HEY, STRANGER: Experimental composers Grant Evans and Rachel Evans, both of Quiet Evenings, released a new collaborative album under the moniker Ornamental Hairpin titled Camus in Japan. It comes courtesy of their Adversary label, and its physical release is limited to 60 cassette copies. (Digital copies are presumably unlimited.) Opening track “Boulder of Glass” is an occasionally unnerving piece that, counterintuitively, is so calm it starts its business of being unsettling the longer it plays. The steady-string heartbeat that keeps pace in the track’s early moments contributes to this, though, and the end is a tooth-grinding shrill tone. “The Hill (Camus in Japan)” is much more orchestral and celestial. Over the years, I’ve become quite partial to and comforted by electronic static and flutter, so the presence of this across most of the track pleases me very much. “Tomb of Sisyphus” is aurally a continuation of “The Hill,” but is presented as the first track on side B. When listening digitally, that signifier is more artistic intentionality than experienced phenomenon, but I get it. There’s a lot more to be said about this whole thing, but honestly, there’s not enough space here, and I’m not entirely certain I have any of the right words. As I expected, though, it was a treat to hear. Explore on your own via adversaryelectronics.bandcamp.com.

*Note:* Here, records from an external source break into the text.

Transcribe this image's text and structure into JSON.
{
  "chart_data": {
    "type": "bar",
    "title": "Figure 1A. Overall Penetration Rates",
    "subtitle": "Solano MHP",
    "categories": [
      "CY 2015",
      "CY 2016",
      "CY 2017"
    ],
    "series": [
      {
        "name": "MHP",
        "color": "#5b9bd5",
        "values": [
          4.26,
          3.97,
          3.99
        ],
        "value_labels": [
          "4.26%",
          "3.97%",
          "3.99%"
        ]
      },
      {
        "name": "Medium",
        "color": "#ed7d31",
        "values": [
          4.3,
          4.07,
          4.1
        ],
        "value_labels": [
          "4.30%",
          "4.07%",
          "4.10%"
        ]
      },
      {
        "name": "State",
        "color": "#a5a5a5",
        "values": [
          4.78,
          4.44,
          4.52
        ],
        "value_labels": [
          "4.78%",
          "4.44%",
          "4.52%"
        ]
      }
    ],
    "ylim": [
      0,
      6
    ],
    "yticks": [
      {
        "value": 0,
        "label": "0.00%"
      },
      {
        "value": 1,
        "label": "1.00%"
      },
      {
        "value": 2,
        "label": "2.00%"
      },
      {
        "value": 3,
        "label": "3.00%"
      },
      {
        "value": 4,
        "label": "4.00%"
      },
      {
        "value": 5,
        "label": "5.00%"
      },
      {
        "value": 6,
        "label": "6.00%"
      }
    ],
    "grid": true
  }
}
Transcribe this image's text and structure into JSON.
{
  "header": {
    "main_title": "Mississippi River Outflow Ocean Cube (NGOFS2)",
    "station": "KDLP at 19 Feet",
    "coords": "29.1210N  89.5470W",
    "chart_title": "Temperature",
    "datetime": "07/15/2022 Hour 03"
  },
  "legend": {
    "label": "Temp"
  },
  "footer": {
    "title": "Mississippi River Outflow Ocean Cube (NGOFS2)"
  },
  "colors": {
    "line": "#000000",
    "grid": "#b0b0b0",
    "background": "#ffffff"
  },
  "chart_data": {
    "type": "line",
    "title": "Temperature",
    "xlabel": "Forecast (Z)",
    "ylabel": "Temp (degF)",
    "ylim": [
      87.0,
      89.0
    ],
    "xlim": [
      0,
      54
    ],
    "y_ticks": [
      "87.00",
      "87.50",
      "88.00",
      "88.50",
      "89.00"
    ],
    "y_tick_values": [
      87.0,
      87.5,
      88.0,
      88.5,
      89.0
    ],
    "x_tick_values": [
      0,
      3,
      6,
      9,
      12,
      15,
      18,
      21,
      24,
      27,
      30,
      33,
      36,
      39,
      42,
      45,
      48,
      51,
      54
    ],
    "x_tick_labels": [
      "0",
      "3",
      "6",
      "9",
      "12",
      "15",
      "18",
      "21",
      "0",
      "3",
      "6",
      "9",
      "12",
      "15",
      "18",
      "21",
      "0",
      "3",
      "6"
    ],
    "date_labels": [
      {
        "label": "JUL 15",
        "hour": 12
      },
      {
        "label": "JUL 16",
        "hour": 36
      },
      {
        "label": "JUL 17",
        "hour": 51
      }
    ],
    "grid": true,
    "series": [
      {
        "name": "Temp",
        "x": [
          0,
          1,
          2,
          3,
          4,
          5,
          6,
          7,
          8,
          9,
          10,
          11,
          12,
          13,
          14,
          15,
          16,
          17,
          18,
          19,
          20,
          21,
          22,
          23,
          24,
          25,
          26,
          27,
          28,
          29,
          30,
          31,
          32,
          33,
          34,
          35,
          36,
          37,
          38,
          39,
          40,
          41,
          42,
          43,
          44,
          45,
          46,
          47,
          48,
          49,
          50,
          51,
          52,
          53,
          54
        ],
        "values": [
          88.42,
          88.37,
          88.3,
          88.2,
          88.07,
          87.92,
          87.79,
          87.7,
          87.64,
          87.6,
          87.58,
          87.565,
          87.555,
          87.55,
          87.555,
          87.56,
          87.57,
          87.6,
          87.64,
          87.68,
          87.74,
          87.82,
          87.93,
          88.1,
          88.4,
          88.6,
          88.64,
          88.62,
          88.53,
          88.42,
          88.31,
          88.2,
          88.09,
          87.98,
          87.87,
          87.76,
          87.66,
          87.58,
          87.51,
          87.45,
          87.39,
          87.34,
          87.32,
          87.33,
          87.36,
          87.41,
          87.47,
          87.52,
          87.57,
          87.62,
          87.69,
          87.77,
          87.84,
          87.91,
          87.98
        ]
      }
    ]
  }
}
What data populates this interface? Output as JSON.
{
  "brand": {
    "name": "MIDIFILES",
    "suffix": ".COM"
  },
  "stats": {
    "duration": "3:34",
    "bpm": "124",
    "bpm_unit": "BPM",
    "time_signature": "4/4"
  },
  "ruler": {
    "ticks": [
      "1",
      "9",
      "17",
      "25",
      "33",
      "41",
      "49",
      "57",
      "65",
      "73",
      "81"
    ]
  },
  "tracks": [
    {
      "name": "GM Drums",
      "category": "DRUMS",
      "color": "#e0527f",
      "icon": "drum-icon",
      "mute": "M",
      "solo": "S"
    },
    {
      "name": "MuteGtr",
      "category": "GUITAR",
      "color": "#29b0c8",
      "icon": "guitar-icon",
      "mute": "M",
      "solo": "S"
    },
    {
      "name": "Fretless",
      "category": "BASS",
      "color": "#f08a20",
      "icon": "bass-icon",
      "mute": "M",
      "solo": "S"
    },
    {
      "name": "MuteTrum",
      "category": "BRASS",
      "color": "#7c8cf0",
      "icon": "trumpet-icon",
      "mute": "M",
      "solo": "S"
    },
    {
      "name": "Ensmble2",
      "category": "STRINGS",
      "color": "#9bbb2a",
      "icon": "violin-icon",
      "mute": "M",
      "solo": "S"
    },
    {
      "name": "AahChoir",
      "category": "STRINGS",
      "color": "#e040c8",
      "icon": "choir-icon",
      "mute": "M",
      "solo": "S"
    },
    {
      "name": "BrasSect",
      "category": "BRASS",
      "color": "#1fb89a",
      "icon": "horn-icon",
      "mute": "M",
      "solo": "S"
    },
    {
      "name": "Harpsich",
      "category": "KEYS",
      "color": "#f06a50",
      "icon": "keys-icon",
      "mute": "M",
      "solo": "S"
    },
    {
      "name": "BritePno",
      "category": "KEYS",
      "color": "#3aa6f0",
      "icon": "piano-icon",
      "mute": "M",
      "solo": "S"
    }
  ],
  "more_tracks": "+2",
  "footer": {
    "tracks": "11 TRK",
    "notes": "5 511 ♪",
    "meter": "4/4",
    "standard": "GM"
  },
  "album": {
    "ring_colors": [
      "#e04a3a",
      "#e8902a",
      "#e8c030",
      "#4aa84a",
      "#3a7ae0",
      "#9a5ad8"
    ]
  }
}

TURN THE BEAT AROUND: Longtime Athens rapper Donny Knottsville strikes again with his newest album, Midnight Urban Drugstore Cowboy. It’s got a bunch of new stuff, plus a few older tracks that aren’t available on other releases anymore. Guest appearances happen courtesy of Sienna Chandler (Monsoon), SOHI, Tom Visions, Ddot Cdot and Wupmode. As expected, Knottsville’s flow is still as rapid-fire yet completely intelligible as ever, and his sense of humor continues to surf the radio wave between the vulgar and absurd. Close and repeated listens, though, reveal occasional bursts of honest critique, concern and seriousness, such as those explored on “Don’t Think So.” In other news, he is ostensibly officially retired from rap, but as he puts it, his retirement is on hiatus. Man, just go dig this at donnyknottsville.bandcamp.com, and get ready to drop that top down on grandma’s Sebring.

THE GANG’S ALL HERE: Ian Hemerlein (Kwazymoto) has steadily worked on his other project, Saint Syzygy, for a while now, and I’m pretty sure I’ve covered everything he’s done, so there’s no reason to stop now. His new EP is the first Saint Syzygy release with a full band, but there are no new songs on it. When We Die features two songs from his 2018 album Party at My Place (“Dead Cowboys” and “Monophobia”) and two from his 2017 release Entertainers (“Dying Man” and “Untamed Ego”). While the overall structure of everything remains the same, the arrangements are necessarily punchier, and I’m partial to Hemerlein’s expressiveness on both “Dying Man” and “Untamed Ego.” I’m not completely sold on the full-band arrangements of these, but I got used to them after a few spins. Hear for yourself at saintsyzygy.bandcamp.com.

DOUBLE SHOT: In yet another two-song dose of deeply emotive tunesmithing, Love My Truck let slip Content Is King. There’s a marked 1970s shroud covering “Misspelled Lust.” So much so that, if you stood a couple of rooms away, it could easily be mistaken for your housemate’s favorite Harry Nilsson record. The much noisier and clustered “Corner Bar” is a subterranean rager of a track where it’s so closed in, the guitars can barely escape. It’s a departure from what we’ve heard thus far from Love My Truck, but it fits seamlessly with all the group’s other songs. The tremolo-theremin effect the song takes towards its middle and end doesn’t make it feel spacey or free, either. It does, however, reveal more clearly a looming sense of being untethered. Catch both of these at lovemytruck.bandcamp.com.